In the marsh, a bird calls out, long-legged swamp bird, and Dancy turns her head and watches as the egret spreads its wide alabaster wings and flaps away across the cordgrass, something black and squirming clutched in its long beak.
"It's a start," she says, but waits until the egret is only a smudge against the bluewhite sky before she closes the umbrella and follows the Bailiff into the shade of the car.
For Dame Darcy
The Well of Stars and Shadow
Through the deepening slash-pine shadows, the dim and fading shafts of twilight falling pale through the high branches of Shrove Wood, and Dancy Flammarion follows the familiar twists and turns of Wampee Creek. The cinnamon ferns and saw palmetto grown waist high to an eight year old, understory carpet of rust fronds and emerald-sharp leaves, and she watches the uneven ground, mindful where she puts her feet, watching for snakes and steel-jawed traps laid among the pine straw. Traps set for raccoon and bobcats, but they're just as happy to snap shut on little girl ankles, even this strange albino child who can only go out to play when the sun turns fat and red and sinks slow into the swamp.
"You watch yourself now. Don't go getting lost or hurt," her mother or her grandmother always says, and "I won't. I'm very, very careful," Dancy always reassures them. "I know my way," and she does, the long mile and a half between their cabin and the place where Wampee Creek spills out into the wide, peatdark lake that no one has ever bothered to name. But they worry for her anyway, this girl all they have left in the world, and sometimes, hazy grey evenings when the cicadas are a little quieter than they should be or her mother doesn't like the look of the stars rising over the trees, Dancy carries her grandmother's crucifix in the bib pocket of her overalls, near her heart, and maybe a sprig of pennyroyal or dried angelica root wrapped in a white cotton handkerchief, as well.
"Never hurt nobody yet to be too cautious," her grandmother might say, and "Better safe than sorry," her mother might nod. So Dancy carries their charms, and wears her own tarnished St. Christopher's medal, and watches where she puts her feet.

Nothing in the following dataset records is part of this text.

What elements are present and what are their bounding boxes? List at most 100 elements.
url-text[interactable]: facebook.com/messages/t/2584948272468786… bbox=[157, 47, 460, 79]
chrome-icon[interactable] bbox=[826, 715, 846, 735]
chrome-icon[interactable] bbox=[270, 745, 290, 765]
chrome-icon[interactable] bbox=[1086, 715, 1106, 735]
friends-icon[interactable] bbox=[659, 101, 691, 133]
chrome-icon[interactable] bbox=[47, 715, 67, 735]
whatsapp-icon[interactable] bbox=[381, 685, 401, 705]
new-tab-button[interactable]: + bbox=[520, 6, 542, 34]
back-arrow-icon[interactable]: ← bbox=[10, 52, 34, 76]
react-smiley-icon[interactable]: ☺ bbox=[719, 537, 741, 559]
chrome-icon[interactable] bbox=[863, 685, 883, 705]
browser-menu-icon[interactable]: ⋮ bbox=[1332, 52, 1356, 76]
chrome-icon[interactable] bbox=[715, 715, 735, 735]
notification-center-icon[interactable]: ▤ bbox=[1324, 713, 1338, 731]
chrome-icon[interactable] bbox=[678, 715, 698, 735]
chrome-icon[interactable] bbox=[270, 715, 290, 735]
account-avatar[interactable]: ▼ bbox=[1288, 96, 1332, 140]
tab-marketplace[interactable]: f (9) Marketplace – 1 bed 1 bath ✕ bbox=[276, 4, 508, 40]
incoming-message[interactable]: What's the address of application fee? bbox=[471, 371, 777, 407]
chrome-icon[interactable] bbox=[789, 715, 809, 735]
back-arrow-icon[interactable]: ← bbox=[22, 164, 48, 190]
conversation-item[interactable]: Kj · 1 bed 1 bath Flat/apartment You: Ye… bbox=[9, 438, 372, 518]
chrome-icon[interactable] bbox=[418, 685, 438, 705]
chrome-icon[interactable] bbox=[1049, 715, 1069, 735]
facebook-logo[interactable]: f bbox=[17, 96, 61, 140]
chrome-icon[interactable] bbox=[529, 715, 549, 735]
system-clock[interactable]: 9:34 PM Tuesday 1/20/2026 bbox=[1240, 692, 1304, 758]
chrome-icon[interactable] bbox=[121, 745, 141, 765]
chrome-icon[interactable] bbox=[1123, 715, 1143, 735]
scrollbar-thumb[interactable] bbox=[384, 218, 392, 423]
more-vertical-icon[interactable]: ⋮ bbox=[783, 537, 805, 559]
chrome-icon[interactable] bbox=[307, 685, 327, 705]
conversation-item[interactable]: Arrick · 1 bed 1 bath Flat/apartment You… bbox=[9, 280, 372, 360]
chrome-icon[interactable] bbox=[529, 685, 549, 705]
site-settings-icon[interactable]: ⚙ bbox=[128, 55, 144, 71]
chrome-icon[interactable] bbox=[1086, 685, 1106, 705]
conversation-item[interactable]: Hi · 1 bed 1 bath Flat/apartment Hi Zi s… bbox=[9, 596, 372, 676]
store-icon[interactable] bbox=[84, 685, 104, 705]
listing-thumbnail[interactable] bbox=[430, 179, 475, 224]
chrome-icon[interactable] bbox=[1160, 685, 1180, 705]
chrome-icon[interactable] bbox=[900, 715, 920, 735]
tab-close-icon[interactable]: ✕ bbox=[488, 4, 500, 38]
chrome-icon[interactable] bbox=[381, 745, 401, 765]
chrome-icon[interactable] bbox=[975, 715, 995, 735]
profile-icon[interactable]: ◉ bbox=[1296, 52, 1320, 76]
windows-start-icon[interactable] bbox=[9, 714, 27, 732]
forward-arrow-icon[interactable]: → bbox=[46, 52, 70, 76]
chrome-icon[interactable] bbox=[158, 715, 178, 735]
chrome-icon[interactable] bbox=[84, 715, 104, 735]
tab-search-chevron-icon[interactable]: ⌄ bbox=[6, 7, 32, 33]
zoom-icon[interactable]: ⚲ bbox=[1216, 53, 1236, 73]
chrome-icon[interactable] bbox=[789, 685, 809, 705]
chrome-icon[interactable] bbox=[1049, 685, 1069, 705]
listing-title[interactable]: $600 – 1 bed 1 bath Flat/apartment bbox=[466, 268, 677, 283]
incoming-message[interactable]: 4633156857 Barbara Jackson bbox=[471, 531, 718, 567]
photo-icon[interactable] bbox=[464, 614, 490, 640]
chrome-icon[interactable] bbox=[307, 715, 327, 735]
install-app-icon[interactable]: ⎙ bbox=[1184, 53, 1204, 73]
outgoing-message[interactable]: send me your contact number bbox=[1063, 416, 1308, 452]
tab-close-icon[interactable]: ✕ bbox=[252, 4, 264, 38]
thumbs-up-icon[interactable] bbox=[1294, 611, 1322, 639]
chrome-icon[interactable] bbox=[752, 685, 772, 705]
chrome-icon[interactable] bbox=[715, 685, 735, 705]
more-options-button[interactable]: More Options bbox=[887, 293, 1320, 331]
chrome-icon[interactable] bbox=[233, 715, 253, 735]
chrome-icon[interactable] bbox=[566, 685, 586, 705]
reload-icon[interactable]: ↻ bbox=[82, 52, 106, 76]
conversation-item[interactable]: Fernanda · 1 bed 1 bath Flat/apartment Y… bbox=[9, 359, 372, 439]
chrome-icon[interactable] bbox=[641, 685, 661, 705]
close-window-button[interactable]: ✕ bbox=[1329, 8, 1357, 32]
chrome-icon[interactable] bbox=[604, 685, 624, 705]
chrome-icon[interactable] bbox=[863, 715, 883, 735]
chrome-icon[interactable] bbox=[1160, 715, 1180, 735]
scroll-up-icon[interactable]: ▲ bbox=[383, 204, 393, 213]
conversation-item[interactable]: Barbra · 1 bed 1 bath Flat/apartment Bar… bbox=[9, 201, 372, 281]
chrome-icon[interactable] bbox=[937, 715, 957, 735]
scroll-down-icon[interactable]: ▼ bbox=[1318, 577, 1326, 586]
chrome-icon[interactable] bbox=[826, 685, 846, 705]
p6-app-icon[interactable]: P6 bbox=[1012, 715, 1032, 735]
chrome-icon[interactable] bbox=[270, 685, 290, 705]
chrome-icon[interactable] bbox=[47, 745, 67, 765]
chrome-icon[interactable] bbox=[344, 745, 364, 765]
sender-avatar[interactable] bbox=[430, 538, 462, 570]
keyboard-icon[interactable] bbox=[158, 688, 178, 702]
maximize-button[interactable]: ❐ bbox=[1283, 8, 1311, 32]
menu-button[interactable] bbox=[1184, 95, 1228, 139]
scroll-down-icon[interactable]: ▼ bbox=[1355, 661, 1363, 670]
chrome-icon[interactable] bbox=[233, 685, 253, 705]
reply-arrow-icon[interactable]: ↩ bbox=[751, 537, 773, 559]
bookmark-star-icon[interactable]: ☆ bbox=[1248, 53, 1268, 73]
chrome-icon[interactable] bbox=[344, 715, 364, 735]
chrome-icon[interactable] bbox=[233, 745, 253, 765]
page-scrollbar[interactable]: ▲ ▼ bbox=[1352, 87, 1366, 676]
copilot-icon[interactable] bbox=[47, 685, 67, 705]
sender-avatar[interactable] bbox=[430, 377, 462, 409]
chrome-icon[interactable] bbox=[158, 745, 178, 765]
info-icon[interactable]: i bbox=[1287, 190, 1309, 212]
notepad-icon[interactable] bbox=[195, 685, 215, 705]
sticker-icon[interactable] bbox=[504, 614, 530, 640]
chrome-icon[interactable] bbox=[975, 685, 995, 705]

A sudden splash, and she stops, focuses her pink eyes on the crystal waters gurgling between low yellow-white limestone banks. Just an ol' bullfrog, she thinks, scared off by the sound of her boots, the dry crunch of pine needles underfoot, the brittle snap of twigs. "I ain't after you today, Mr. Frog," she says, her voice big in the still and the half light of the Wood. "If I was, you never would'a heard me coming."